Recently I was sent for review a book by a woman who had been in analysis for twenty years, with four or five sessions a week, in all about four thousand. Four thousand hours of talking about oneself! Full marks for endurance, if not for choice of subject matter. Whether it did her any good is, of course, a question that cannot be answered definitively. What she would have been like without it must be a matter of fruitless speculation. The author, Barbara Taylor, is a historian who suffered no serious traumas in her life except that of her own personality and the consequences thereof. In the book she recorded some of the interchanges she had with her analyst, who seems to have been a lot more communicative if not necessarily more profound in his utterances than most orthodox analysts. I presume she must have written them down immediately after they took place:

SHE: Why [do I keep coming to the analyst]? Is it just to torture myself?

HE: Sometimes.

SHE: Why else? Why else would I keep coming here? I’m just making myself suffer more! Why else would I keep coming here?
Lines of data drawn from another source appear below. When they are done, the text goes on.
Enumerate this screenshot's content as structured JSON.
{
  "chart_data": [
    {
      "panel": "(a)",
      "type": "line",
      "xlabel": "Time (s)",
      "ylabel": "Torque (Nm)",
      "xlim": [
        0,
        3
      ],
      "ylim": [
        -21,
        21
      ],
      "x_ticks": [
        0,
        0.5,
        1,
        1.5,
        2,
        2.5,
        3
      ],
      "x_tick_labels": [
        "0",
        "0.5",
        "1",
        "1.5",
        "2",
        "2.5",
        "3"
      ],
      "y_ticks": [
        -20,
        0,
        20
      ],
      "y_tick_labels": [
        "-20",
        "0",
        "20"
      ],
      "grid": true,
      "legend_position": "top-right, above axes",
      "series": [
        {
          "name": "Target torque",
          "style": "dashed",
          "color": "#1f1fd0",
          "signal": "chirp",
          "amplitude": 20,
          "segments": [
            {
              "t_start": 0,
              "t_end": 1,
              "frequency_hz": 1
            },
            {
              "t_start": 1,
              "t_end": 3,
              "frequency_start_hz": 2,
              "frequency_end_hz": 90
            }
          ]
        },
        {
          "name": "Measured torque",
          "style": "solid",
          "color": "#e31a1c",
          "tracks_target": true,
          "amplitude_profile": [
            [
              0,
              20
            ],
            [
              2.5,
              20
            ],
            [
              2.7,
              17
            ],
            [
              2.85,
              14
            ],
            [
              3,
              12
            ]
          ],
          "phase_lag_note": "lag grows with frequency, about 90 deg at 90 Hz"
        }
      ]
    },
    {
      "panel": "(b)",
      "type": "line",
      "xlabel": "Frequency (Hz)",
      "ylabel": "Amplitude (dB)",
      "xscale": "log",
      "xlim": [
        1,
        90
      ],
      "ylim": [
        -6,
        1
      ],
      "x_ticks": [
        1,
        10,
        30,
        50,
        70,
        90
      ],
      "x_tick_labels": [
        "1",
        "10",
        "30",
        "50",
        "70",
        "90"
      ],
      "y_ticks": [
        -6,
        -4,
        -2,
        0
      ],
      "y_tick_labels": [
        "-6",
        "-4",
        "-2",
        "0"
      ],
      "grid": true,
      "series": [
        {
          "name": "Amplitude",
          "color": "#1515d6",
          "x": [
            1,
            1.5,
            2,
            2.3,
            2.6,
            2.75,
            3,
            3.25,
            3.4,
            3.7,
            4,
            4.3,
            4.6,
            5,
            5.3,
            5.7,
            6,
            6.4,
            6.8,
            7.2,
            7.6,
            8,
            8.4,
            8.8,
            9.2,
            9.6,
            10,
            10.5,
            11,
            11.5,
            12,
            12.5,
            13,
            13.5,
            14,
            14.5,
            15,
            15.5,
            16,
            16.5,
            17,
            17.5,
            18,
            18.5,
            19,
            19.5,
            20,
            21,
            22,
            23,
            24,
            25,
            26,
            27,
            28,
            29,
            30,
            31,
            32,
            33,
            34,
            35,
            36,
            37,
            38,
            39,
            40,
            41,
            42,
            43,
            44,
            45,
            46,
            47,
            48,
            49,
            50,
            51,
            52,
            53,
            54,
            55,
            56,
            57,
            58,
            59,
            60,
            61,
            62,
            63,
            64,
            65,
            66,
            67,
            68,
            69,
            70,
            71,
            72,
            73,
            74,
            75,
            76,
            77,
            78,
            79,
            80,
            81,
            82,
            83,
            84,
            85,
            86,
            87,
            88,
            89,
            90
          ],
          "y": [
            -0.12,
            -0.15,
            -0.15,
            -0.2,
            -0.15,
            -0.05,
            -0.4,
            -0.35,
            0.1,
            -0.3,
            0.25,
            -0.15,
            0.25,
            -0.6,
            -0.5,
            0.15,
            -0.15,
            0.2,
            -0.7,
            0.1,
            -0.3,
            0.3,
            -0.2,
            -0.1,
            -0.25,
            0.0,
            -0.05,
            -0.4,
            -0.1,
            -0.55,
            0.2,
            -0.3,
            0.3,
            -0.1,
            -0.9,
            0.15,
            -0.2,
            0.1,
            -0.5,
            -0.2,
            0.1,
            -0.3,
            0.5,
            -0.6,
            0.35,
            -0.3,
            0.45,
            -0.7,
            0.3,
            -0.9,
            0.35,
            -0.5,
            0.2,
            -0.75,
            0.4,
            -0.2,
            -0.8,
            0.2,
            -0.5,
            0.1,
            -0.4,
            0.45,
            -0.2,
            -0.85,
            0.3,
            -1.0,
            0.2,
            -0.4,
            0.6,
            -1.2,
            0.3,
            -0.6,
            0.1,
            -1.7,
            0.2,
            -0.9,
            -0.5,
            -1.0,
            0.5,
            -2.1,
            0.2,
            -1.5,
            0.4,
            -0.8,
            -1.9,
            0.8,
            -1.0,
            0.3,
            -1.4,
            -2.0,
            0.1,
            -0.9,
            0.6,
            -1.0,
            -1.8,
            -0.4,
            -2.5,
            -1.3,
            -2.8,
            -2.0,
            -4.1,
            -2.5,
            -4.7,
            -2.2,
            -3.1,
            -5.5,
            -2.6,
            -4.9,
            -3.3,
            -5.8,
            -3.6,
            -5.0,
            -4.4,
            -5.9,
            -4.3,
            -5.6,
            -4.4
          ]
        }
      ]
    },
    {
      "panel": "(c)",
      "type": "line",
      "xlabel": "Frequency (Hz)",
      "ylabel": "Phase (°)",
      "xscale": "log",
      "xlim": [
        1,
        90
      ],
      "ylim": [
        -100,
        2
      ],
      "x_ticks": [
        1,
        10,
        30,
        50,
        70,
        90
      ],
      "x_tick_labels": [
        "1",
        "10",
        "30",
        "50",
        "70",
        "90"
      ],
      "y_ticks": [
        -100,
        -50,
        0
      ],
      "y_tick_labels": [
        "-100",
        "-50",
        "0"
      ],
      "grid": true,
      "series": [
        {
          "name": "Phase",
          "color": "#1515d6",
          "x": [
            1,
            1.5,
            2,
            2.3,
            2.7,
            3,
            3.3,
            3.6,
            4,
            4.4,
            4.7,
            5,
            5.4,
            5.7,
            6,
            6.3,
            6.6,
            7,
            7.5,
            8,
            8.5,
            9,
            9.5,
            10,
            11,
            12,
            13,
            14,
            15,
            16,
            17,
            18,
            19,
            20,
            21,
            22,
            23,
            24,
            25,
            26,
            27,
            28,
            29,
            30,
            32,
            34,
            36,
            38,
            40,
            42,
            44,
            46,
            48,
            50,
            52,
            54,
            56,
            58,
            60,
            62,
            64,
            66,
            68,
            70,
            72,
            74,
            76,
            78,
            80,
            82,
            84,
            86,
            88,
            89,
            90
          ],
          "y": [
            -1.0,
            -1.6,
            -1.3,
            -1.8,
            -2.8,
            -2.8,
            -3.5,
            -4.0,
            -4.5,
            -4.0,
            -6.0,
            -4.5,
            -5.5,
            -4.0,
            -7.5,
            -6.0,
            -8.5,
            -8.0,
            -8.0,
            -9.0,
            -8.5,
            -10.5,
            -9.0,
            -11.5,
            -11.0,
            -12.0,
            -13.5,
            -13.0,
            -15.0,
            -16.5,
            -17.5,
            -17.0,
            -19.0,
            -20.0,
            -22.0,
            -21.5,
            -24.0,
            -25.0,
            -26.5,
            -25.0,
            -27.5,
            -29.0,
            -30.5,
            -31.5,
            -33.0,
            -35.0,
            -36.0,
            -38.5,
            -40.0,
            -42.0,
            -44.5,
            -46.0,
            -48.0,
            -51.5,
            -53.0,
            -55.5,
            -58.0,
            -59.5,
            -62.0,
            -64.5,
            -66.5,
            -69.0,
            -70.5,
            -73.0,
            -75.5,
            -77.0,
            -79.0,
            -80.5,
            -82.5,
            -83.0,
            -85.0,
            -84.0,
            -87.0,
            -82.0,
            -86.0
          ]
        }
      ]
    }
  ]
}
HE: You have different reasons at different times.

SHE: What reasons?

HE: Well . . . to get revenge on your parents. To get revenge on me, their current representative.

SHE: Ah. Yes. [I have heard this so many times, it doesn’t mean anything.]

HE: And because you’re waiting for a miracle.

SHE: A miracle? [This is more interesting. Is he offering? Maybe there’s something he can do for me that he hasn’t done yet.]

HE: Yes, the miracle that will make you the baby your mother really wanted, the sort of baby she could really love, so that she would look after you properly.

SHE: Oh. That miracle. [Why is there never anything new?]

HE: And sometimes it’s because you want to know the truth.

SHE: The truth? What truth?

HE: About what happened to you.

SHE: I know what happened to me.

HE Do you?

SHE: [Do I?]

This, I presume, must have been one of the highlights of twenty years of analysis, or it would not have been selected for inclusion in the book. Behind the self-obsession of the analysand and the portentous banality of the analyst’s interjections lies the idea, self-exculpatory, that we are victims of our past, about which we can do nothing (unless, that is, we pay an analyst for four thousand sessions). Indeed, a British psychoanalyst called Adam Phillips wrote in a recent book, Becoming Freud, that childhood is inherently catastrophic and the past is, in his typically inelegant phrase, “unrecoverable from.” (Psychoanalysis, it seems, does wonders for a man’s prose style: it renders it labyrinthine without subtlety.) There is no place, then, for human agency, except the kind that leads you to talk about yourself in the presence of another for twenty years. Shallowness can go no deeper.